ECPs are important virulent factors of many fish pathogenic bacteria that serve to resist the host defense mechanism (Ellis 1991). The cytotoxicity showed by ECPs of A. hydrophila and A. caviae in AOF cells was almost similar to CPE produced by other pathogenic bacteria studied earlier (Swaminathan et al. 2010; Sood et al. 2015). The cytotoxic effects of ECPs of A. hydrophila and A. caviae on AOF cells in vitro can be used as an alternative to in vivo bioassays to determine cytotoxic effects. However, AOF cell lines cannot be used as an isolating cell line for CyHV-2, since it did not show any susceptibility to this virus. Other viral species should also be tested, which may show CPE in AOF cells. The transfection efficiency of AOF cells was found to be really good which allows it to be an efficient cell line for gene expression studies and assessing promoter efficiency in various plasmid constructs. Additionally, having a cell line of A. ocellatus will also give a platform for further studies on the pathogenesis of many fish pathogens. Some pathogenic viruses are species specific which makes the establishment of the host cell line necessary for proper monitoring of viral diseases (Luc Rougee et al. 2007). Therefore, the development of AOF cell line will help in isolating viruses in case of any report on disease outbreaks of A. ocellatus. The AOF cell line was deposited at National Repository of Fish Cell line (NRFC), National Bureau of Fish Genetic Resources (NBFGR), Lucknow, India for further availability and dissemination.

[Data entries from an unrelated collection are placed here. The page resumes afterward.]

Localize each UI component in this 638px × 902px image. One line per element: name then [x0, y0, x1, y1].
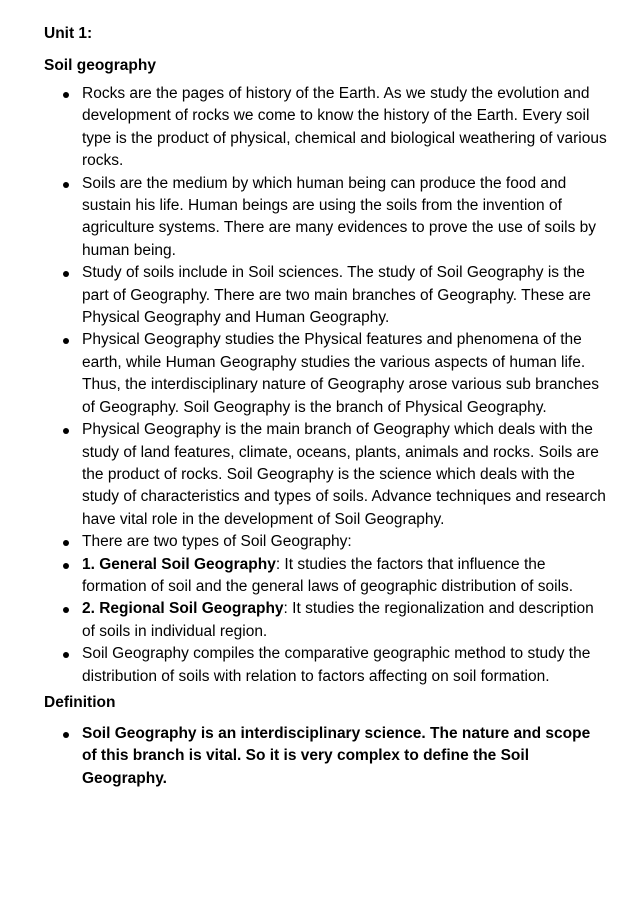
list-item — [82, 83, 608, 173]
bullet-icon — [63, 540, 69, 546]
list-item-text: Soils are the medium by which human being can produce the food and sustain his life. Human beings are using the soils from the invention of agriculture systems. There are many evidences to prove the use of soils by human being. — [82, 174, 597, 259]
bullet-icon — [63, 92, 69, 98]
bullet-list — [44, 83, 608, 688]
list-item-text: Physical Geography studies the Physical features and phenomena of the earth, while Human Geography studies the various aspects of human life. Thus, the interdisciplinary nature of Geography arose various sub branches of Geography. Soil Geography is the branch of Physical Geography. — [82, 331, 599, 416]
bullet-icon — [63, 182, 69, 188]
bullet-icon — [63, 732, 69, 738]
list-item — [82, 723, 608, 790]
list-item-text: Soil Geography is an interdisciplinary science. The nature and scope of this branch is vital. So it is very complex to define the Soil Geography. — [82, 724, 591, 787]
list-item-text: : It studies the factors that influence the formation of soil and the general laws of geographic distribution of soils. — [82, 555, 574, 595]
definition-title: Definition — [44, 693, 116, 711]
bullet-icon — [63, 428, 69, 434]
list-item — [82, 262, 608, 329]
list-item — [82, 531, 608, 553]
definition-list — [44, 723, 608, 790]
bullet-icon — [63, 338, 69, 344]
list-item-text: Rocks are the pages of history of the Earth. As we study the evolution and development of rocks we come to know the history of the Earth. Every soil type is the product of physical, chemical and biological weathering of various rocks. — [82, 85, 607, 170]
bullet-icon — [63, 271, 69, 277]
list-item — [82, 598, 608, 643]
list-item-text: : It studies the regionalization and description of soils in individual region. — [82, 600, 594, 640]
section-title: Soil geography — [44, 57, 156, 74]
bullet-icon — [63, 607, 69, 613]
list-item-text: There are two types of Soil Geography: — [82, 533, 352, 551]
list-item-text: Study of soils include in Soil sciences. The study of Soil Geography is the part of Geography. There are two main branches of Geography. These are Physical Geography and Human Geography. — [82, 264, 591, 327]
list-item — [82, 554, 608, 599]
list-item — [82, 173, 608, 263]
list-item-text: Physical Geography is the main branch of Geography which deals with the study of land features, climate, oceans, plants, animals and rocks. Soils are the product of rocks. Soil Geography is the science which deals with the study of characteristics and types of soils. Advance techniques and research have vital role in the development of Soil Geography. — [82, 421, 606, 528]
list-item-text: Soil Geography compiles the comparative geographic method to study the distribution of soils with relation to factors affecting on soil formation. — [82, 645, 591, 685]
list-item — [82, 329, 608, 419]
unit-title: Unit 1: — [44, 25, 93, 42]
bullet-icon — [63, 652, 69, 658]
list-item — [82, 419, 608, 531]
list-item — [82, 643, 608, 688]
bullet-icon — [63, 563, 69, 569]
list-item-term: 2. Regional Soil Geography — [82, 600, 284, 618]
list-item-term: 1. General Soil Geography — [82, 555, 276, 573]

In conclusion, a cell line, AOF has been successfully developed from the caudal fin of A. ocellatus. The ECPs from pathogenic fish bacteria, A. hydrophila and A. caviae, are cytotoxic to AOF cells and AOF cells are suitable for gene expression studies. The novel AOF cells could also be used in viral isolation studies and for the development of antiviral health management strategies.